When much of the business world switched to work-from-home (WFH), people quickly became accustomed to holding and attending virtual meetings rather than coming together in person. But while a good portion of workers initially expected the change would only be temporary, many have now signaled they want to remain remote long term. It’s unlikely that everyone will be offsite forever, though—some people are opting for a mix of in-office and at-home days. Others may decide they prefer working at a company location, and they might spend most days at a traditional office-based desk with the ability to work remotely when inclement weather strikes or during school breaks.
Because hybrid work groups that blend onsite and offsite members are becoming more routine, project teams should reassess the practices and toolsets they use for collaboration. Solutions launched at the start of the pandemic may benefit from an update, and strategies intended to address short-term requirements might need to be expanded.
- Can remote and onsite stakeholders participate equally in discussions?
- Do participants have access to meeting recordings—including visual materials, chat discussions, poll results, etc.—from the events they attended?
- Are similar features and functionalities available to attendees joining meetings online as well as those in a traditional conference room?
- Have vendors or other non-company meeting participants encountered difficulty accessing virtual events in the past? Do any of those glitches continue today?
Recognizing that your meeting attendee profile could continue to evolve in the coming years, this is a good opportunity to take a fresh look at how well your collaboration functionality matches today’s project needs and consider ways to step up your hybrid meeting experience going forward.
Review your bandwidth
Even though some of your meeting attendees may now be joining events from a shared location, don’t count on your bandwidth needs dropping. In fact, some organizations could find they’ve been limping along with less connectivity horsepower than they really need. The increased functionality of the latest generation of collaboration solutions means that a good user experience relies on fast connections and enough bandwidth to support simultaneous voice and video, screen sharing, virtual whiteboards, instant messaging, breakout discussion spaces, and a host of other features. Work with your technology team to revisit your current connection capabilities to ensure the project group can continue to have smooth and productive meetings.
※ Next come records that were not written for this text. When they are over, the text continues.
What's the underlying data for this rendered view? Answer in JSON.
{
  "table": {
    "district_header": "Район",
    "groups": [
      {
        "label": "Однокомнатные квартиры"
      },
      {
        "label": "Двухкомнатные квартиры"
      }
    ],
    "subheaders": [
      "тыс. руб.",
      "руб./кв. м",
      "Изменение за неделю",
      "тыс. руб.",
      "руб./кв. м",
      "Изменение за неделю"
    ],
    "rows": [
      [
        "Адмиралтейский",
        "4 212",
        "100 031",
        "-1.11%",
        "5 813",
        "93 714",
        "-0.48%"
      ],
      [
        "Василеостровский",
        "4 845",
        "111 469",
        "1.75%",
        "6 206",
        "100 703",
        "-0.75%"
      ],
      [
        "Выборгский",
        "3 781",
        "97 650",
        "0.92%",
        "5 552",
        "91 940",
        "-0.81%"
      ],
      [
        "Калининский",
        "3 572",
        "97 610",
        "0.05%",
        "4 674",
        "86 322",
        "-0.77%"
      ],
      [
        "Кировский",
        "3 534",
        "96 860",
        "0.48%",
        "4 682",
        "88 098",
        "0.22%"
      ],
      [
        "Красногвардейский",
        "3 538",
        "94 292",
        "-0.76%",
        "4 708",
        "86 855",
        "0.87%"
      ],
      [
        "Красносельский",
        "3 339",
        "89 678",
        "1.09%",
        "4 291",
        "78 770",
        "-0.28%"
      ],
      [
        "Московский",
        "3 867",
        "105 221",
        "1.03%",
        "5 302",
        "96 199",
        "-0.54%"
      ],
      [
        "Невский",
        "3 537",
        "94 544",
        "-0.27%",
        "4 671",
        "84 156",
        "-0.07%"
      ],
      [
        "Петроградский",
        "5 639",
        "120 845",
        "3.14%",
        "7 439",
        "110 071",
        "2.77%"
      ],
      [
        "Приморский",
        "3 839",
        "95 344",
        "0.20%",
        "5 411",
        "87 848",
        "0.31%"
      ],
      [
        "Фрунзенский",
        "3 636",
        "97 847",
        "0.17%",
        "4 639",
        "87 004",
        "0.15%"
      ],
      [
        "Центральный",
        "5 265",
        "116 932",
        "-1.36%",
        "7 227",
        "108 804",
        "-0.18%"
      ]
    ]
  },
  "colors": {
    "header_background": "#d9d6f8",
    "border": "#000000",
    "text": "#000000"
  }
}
The risk of cyberattacks continues to rise, and project teams need to remember the importance of maintaining good security awareness. Your IT group may have already helped remote workers set up secure network connections for their homes, but this is a good time to confirm that onsite equipment and connection hubs—conference rooms, training spaces, demonstration units, etc.—are also properly protected. Some organizations may not have kept up with security patches or other measures for facility-based assets during the pandemic, simply because the equipment wasn’t in use while everyone worked at home. Reinstating a strong security posture around your physical collaboration tools will help ensure your project team doesn’t open the door to cyber criminals.
Assess needs that are still on the horizon
Are there some features you want to add in the near future? If functionalities such as automated transcription of discussion notes or the ability to connect individual remote locations and dedicated conference room systems in the same meeting weren’t a necessity before, consider if they’ll be a worthwhile addition in the coming year or two. By incorporating newer features and expanding your collaboration toolset, you can more fully support a hybrid team and deliver a richer meeting experience for your project stakeholders.